Até aqui, as falas e ações do governante vão no sentido de uma vontade de poder cujo objetivo é atrelar o futuro a um passado de quartel, aquartelar as novas gerações num presente sem futuro. O mesmo da guerra perdida num passado obscurantista e sem glória. Nas guerras sempre se perde, mesmo ganhando. Pelo que destroem, as guerras mudam as sociedades em nome das quais são feitas.

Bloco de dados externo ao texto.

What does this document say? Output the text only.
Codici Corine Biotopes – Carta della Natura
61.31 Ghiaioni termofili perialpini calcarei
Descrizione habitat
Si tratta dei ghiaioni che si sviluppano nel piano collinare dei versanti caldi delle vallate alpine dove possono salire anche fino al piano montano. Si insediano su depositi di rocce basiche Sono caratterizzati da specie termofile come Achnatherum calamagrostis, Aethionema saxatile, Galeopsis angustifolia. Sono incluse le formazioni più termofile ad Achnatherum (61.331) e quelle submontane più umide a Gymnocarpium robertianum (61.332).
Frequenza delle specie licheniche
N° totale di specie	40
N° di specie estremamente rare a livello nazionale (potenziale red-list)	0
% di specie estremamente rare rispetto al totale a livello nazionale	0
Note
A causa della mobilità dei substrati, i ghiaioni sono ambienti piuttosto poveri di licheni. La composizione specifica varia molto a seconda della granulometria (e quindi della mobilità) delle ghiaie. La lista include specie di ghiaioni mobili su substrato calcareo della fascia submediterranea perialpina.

O Brasil que saiu do regime de 1964 não foi o Brasil que os militares quiseram criar. As iniquidades cometidas, como a tortura, a supressão de vidas, a prisão dos discordantes e dos opositores, apenas indicaram a estreiteza de visão dos vencedores. Como agora, combateram meros e inúteis rótulos para matar ideias que não conheciam. Tinham medo da liberdade, do cidadão, dos que trabalham e dos que pensam. Combateram não em nome da pessoa, mas pela precedência da riqueza privada, livrando-a da precedência da pessoa em relação à coisa.
Luiz Inácio e Jair Messias parecem diferentes, mas são o eterno retorno ao mesmo, à reprodução sem inovação. Sísifo no esforço inútil de subir a montanha da história, a de nossas adversidades sociais e políticas, para cair e reiniciar a busca sem fim. Ambos não sabem, mas são patronos de um Brasil que parte sempre e não chega nunca.
*José de Souza Martins é sociólogo. Pesquisador Emérito do CNPq. Membro da Academia Paulista de Letras. Entre outros livros, autor de Fronteira - A Degradação do Outro nos Confins do Humano (Contexto).